A mesma distorção histórica pode ser constatada na linguagem de Santos e Gauthier (1999, p. 23), quando discutem o conceito de instituído, instituínte e institucionalização. Segundo eles, o instituído caracteriza-se pelas relações de poder, recalcamento e normalização do estabelecido; enquanto o instituínte apresenta-se como renovador, revolucionário, portanto, questionando o instituído; finalmente, surge a institucionalização como resultante da crise instalada pelo questionamento do instituído pelo instituínte, que, num momento dialético o instituínte passa a ser o instituído, mudando as relações de poder para instaurar um modelo menos opressivo, porém perdendo seus vínculos e características históricas de luta por transformações. O que bem se aplica ao Efeito Mühlmann que: “(...) no âmbito da enfermagem, refere-se ao caráter paradoxal quanto ao fato da instituição nascer e se desenvolver utilizando-se do fracasso da sua própria profecia inicial”. Uma vez que, as profetas do modelo nightingaleano fracassaram, porque o que declararam instituínte e questionador de um modelo francês para a profissionalização de enfermagem, em vigor desde 1890, com ênfase na saúde mental – acabou por se tornar burocrático devido ao seu caráter exclusivamente administrativo de conceber, tanto o processo de formação voltado para atuação em nível preventivo de doenças e epidemias, quanto a sua dimensão nos campos de prática hospitalar excessivamente condicionada ao saber médico. Aliás, controvérsia que traz em sua essência, ainda que meio travestida de “boas intenções” a bandeira feminista.

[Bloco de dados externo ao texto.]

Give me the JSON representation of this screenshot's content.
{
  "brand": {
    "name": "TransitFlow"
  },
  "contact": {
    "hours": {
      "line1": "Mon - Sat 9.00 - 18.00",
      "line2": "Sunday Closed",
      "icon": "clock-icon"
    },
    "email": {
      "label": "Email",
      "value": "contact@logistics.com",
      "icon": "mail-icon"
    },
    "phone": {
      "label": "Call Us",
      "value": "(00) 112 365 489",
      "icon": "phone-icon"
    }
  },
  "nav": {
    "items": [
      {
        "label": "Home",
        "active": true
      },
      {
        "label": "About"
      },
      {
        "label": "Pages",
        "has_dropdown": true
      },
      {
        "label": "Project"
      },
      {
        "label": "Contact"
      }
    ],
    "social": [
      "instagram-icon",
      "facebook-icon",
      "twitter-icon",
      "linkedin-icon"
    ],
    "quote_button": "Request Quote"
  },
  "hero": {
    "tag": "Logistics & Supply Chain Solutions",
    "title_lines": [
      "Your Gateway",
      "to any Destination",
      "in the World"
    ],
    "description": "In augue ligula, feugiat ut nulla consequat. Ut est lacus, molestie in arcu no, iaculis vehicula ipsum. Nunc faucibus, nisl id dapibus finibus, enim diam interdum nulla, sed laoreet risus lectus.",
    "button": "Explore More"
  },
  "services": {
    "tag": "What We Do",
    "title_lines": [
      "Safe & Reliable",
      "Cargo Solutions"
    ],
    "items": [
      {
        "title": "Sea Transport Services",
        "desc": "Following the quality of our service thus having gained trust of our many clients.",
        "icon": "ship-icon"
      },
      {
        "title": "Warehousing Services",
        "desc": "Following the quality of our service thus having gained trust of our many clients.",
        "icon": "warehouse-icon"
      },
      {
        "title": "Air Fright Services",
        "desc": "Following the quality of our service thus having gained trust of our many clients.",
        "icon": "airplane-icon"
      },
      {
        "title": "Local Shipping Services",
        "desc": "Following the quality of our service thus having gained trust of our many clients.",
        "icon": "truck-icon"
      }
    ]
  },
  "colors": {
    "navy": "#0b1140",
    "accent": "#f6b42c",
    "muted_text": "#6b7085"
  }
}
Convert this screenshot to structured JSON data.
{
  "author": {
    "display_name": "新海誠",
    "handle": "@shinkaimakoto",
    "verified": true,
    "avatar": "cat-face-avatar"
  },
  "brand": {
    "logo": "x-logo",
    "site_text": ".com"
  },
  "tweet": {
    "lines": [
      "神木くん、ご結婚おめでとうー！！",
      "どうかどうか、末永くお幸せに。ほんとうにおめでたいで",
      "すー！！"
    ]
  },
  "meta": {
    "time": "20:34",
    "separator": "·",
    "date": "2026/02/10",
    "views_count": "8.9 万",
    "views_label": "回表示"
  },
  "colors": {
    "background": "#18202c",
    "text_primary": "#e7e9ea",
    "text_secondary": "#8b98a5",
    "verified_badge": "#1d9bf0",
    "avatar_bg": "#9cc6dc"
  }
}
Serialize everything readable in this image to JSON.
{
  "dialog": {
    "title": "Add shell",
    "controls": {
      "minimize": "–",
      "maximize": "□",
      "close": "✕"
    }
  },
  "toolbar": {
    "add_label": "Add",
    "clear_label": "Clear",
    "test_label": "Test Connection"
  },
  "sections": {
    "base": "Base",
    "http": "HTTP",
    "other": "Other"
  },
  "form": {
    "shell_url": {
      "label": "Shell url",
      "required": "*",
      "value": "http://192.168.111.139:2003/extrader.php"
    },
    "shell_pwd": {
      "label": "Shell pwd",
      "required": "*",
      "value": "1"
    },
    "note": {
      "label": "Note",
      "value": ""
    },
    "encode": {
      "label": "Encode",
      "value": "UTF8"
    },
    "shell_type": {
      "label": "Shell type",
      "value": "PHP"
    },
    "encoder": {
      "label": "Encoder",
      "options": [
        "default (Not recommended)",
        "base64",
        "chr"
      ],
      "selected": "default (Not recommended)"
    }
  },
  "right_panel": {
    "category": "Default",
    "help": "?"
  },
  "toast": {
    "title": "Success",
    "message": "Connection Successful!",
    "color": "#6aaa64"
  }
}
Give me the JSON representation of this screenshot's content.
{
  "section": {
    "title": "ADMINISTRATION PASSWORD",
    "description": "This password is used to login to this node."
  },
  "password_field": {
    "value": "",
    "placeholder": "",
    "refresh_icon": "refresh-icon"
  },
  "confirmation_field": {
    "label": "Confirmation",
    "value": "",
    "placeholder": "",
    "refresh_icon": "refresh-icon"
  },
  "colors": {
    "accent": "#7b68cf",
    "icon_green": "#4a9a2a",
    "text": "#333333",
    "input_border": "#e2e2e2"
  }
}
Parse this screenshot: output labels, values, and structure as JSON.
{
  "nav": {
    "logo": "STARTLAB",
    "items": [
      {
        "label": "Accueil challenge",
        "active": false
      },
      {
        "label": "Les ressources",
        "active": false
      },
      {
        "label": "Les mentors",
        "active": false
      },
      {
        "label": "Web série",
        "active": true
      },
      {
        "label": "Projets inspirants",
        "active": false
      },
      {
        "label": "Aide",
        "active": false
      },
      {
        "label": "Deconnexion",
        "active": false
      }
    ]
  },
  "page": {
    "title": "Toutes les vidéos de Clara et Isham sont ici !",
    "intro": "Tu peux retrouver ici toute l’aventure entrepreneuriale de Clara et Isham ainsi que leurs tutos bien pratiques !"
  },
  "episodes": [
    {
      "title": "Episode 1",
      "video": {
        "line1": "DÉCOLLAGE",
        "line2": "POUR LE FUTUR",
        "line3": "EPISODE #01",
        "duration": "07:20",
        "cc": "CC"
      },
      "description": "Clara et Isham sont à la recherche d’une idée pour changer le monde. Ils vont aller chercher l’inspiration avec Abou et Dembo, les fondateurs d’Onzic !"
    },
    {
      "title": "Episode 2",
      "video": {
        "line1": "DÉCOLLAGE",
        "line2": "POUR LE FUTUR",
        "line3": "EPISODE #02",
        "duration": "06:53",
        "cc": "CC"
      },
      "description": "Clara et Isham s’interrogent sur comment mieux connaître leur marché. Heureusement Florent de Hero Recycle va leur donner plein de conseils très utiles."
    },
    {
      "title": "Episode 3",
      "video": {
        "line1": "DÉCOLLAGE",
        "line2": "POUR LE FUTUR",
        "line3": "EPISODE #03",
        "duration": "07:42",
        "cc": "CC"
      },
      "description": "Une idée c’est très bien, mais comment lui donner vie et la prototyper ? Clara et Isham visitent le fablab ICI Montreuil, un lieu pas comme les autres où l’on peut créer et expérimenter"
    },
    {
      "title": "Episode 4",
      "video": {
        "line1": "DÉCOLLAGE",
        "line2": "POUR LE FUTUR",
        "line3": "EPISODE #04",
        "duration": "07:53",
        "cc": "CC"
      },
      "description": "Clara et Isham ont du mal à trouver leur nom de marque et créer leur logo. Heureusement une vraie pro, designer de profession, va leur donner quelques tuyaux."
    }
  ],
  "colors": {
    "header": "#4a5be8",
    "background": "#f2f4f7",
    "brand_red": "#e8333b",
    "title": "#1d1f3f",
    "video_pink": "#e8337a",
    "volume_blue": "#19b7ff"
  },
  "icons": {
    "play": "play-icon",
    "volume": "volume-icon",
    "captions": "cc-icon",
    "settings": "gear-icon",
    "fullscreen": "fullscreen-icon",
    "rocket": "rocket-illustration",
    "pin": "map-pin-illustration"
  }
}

Creio de suma importância esclarecer alguns aspectos lingüísticos próprios dos modelos franco-brasileiro e anglo-americano acerca da profissionalização de Enfermagem no Brasil, respectivamente o primeiro e o segundo implantados no país e que fizeram muita diferença para a questão de gênero. Em primeiro lugar, no que concerne ao modelo franco-brasileiro, as missionárias francesas não tiveram o menor problema ao denominar a primeira Escola Profissional de Enfermeiros e Enfermeiras, posto que, em francês, tanto existe o substantivo masculino infirmier (enfermeiro) quanto o substantivo feminino infirmière(enfermeira), portanto, não havendo razões menores que justificassem a subestimação de um gênero em relação ao outro, seja na linguagem escrita ou falada, seja na mera luta por conquista de espaço exclusivamente feminista. Quanto ao modelo anglo-americano, este já aportou no Brasil trazendo na bagagem o jargão da primeira conquista do movimento feminista, somadas as dificuldades de enquadramento do masculino em seu contexto que começam pela caracterização do feminino até mesmo no substantivo nursing (enfermagem, ama-de-leite, amamentação etc.), bem como no substantivo feminino nurse (enfermeira, ama-seca, governanta etc.), tudo remetendo a imagem da mulher em suas atividades domésticas. Porém, para se enquadrar o masculino em inglês na enfermagem é preciso usar o substantivo male nurse, o que se constitui num desgaste sem necessidade  e revela barreiras e dificuldades essenciais (MACHADO, 2002, p. 281).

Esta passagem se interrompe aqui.